Your camera as a pocket interpreter
A web app that looks at objects and tells you their names in other languages.

What it does
Thing Translator is a browser-based demo that uses your phone or laptop camera to identify objects, then speaks their names in a language you choose. It was built as one of Google’s AI Experiments. The live demo is still up if you want to point it at your coffee mug and hear what it’s called in Japanese.
The interesting bit
The project is essentially a tidy frontend wrapper around two Google Cloud APIs: Vision for object recognition and Translate for, well, translation.
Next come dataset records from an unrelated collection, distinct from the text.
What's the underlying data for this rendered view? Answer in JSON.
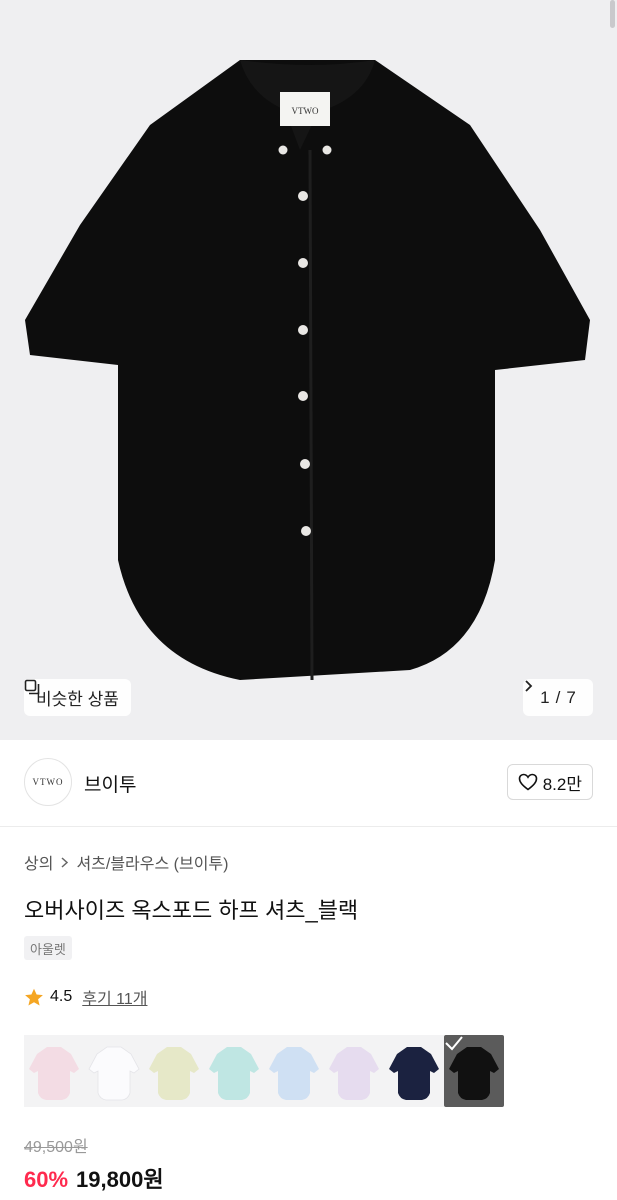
{
  "hero": {
    "similar_label": "비슷한 상품",
    "page_current": "1",
    "page_sep": "/",
    "page_total": "7",
    "shirt_color": "#0d0d0d",
    "shirt_label_text": "VTWO"
  },
  "brand": {
    "logo_text": "VTWO",
    "name": "브이투",
    "likes": "8.2만"
  },
  "breadcrumb": {
    "category": "상의",
    "subcategory": "셔츠/블라우스 (브이투)"
  },
  "product": {
    "title": "오버사이즈 옥스포드 하프 셔츠_블랙",
    "tag": "아울렛",
    "rating": "4.5",
    "review_label": "후기 11개",
    "original_price": "49,500원",
    "discount": "60%",
    "price": "19,800원"
  },
  "swatches": [
    {
      "color": "#f3dce4",
      "selected": false
    },
    {
      "color": "#fbfbfd",
      "selected": false
    },
    {
      "color": "#e6e8c8",
      "selected": false
    },
    {
      "color": "#bfe6e3",
      "selected": false
    },
    {
      "color": "#cfe0f3",
      "selected": false
    },
    {
      "color": "#e6dcef",
      "selected": false
    },
    {
      "color": "#1b2240",
      "selected": false
    },
    {
      "color": "#111111",
      "selected": true
    }
  ],
  "icons": {
    "similar": "copy-icon",
    "next": "chevron-right-icon",
    "heart": "heart-icon",
    "breadcrumb_sep": "chevron-right-icon",
    "star": "star-icon",
    "check": "check-icon"
  },
  "colors": {
    "discount": "#ff2a4e",
    "star": "#f5a623"
  }
}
The cleverness is in the packaging — it turns API plumbing into a tangible, point-and-shoot experience that feels more like a toy than enterprise software.
Key highlights
- Live demo runs at thing-translator.appspot.com
- Built with JavaScript; dev server runs on port 9966 via
npm start - Requires Google Cloud API keys for Vision and Translate
- Production builds optimized with
npm run build - Part of Google’s AI Experiments showcase
Caveats
- The README is sparse on architecture details; it’s unclear how audio synthesis is handled
- You’ll need to bring your own GCP billing and API keys to run it locally
- The project appears to be a demo/experiment rather than maintained production code
Verdict
Worth a look if you’re building camera-based ML interfaces and want a minimal reference for wiring Vision + Translate together. Skip it if you need a maintained, batteries-included translation tool — this is glue code with a polished face.